Consistency under concurrent updates between two sites can also be handled using versioning. In this case it is assumed that the latest version wins, or that the system delegates the decision for resolving conflicting updates to the application. This complex scenario is beyond the scope of this topic.

Handling Extreme Failure

Multiple Node Failures at the Same Time

In a scenario where both the primary and backup instances of a given partition fail at the same time, this cluster is considered non-functional and operations to it are blocked until the cluster becomes functional again. In this case, it is acceptable to compromise on certain aspects of availability for the sake of consistency.

If your application can tolerate the potential consistency issues associated with this type of failure, you can configure the cluster to route all operations to currently available partitions. This approach trades availability for consistency, and can be useful in streaming scenarios where the system is used to pass through events.

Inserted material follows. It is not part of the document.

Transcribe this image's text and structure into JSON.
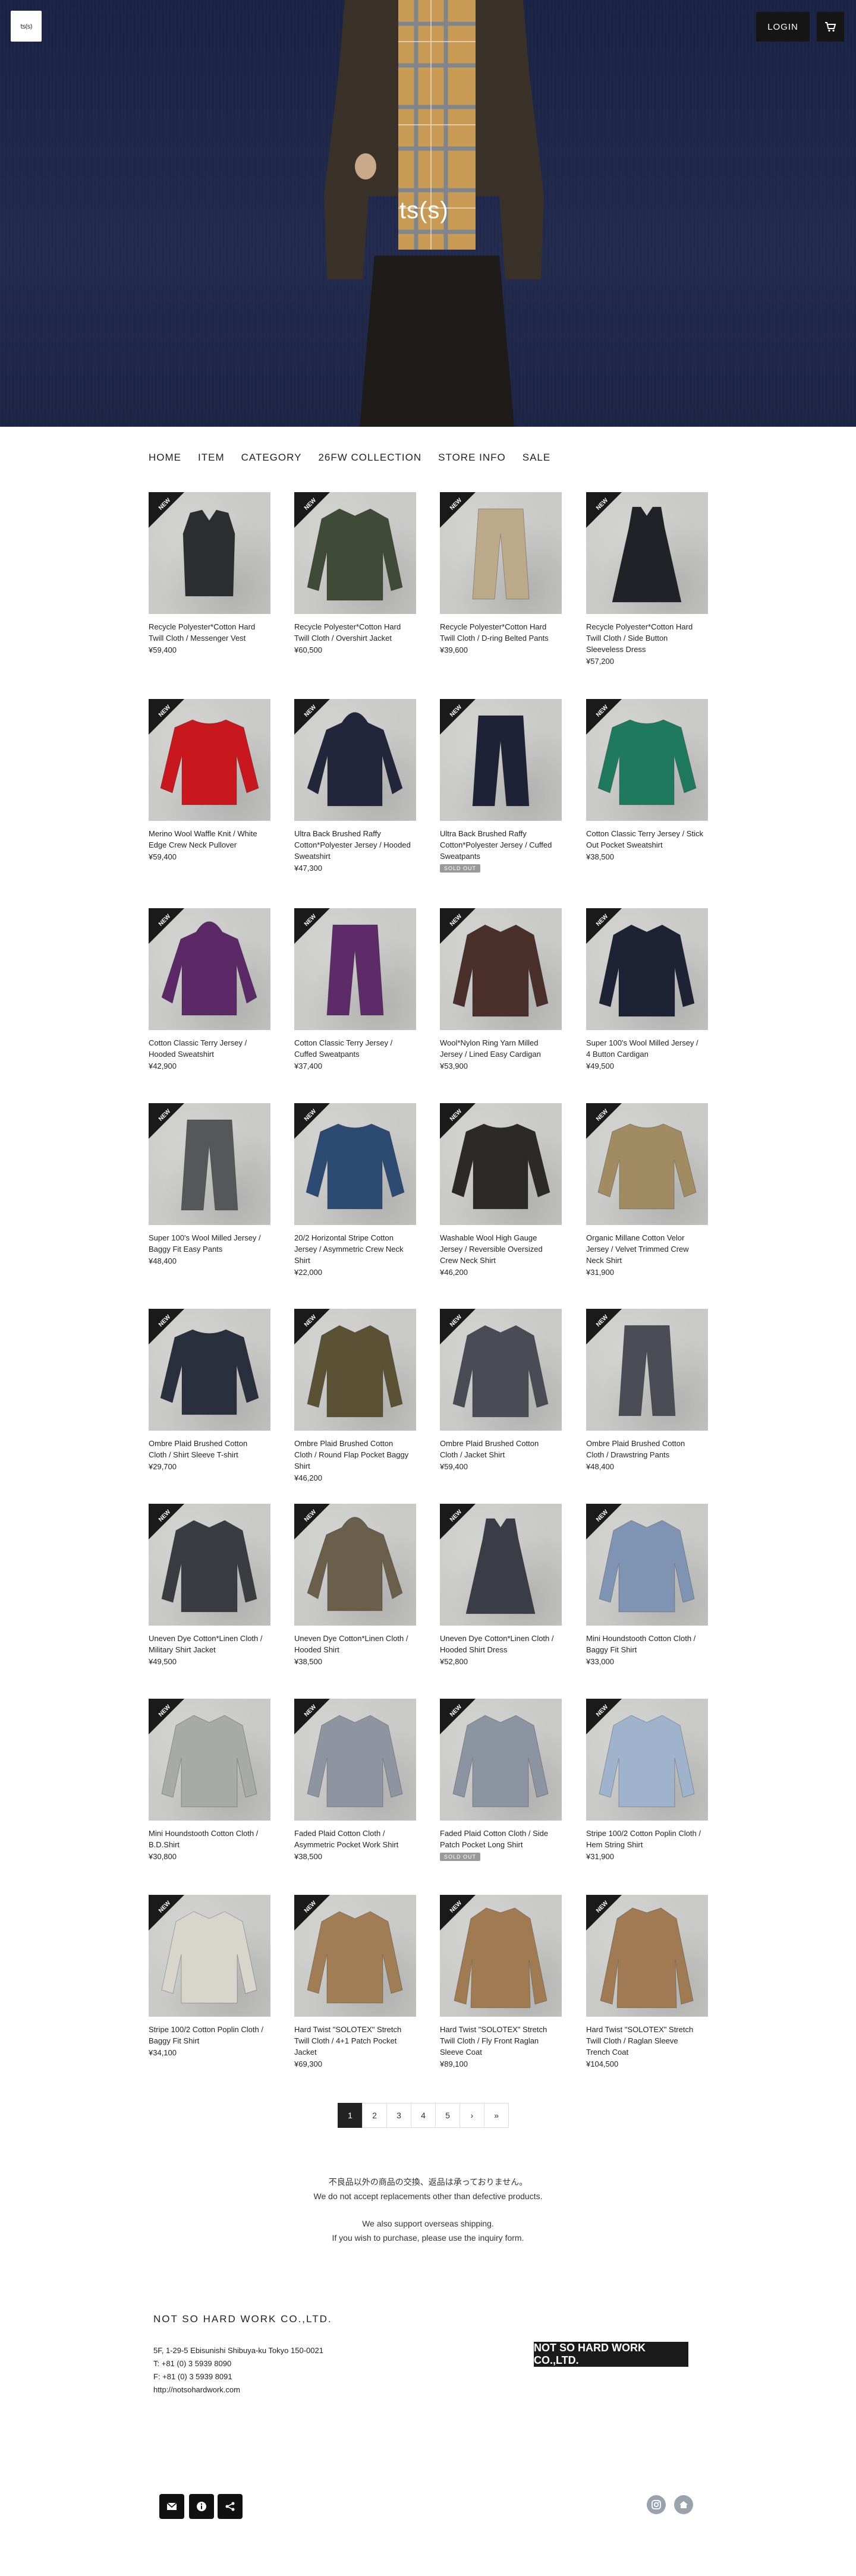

When a proper disaster recovery site setup is implemented where primaries and their backups never run on the same site, the chance of experiencing this type of extreme failure is close to zero, and is the equivalent of having the two sites down at the same time.

Recovery from Total Failure

When the entire system crashes, it boots itself either from the long-term persistent storage or from a snapshot (new). If this happens, some of the data that was kept in memory and has not yet been delivered to the long-term persistent storage may be lost.

In a disaster recovery setup, this type of event can happen only when both sites go down at the same time. In this case, the system recovers using the data that was last updated in the long-term storage.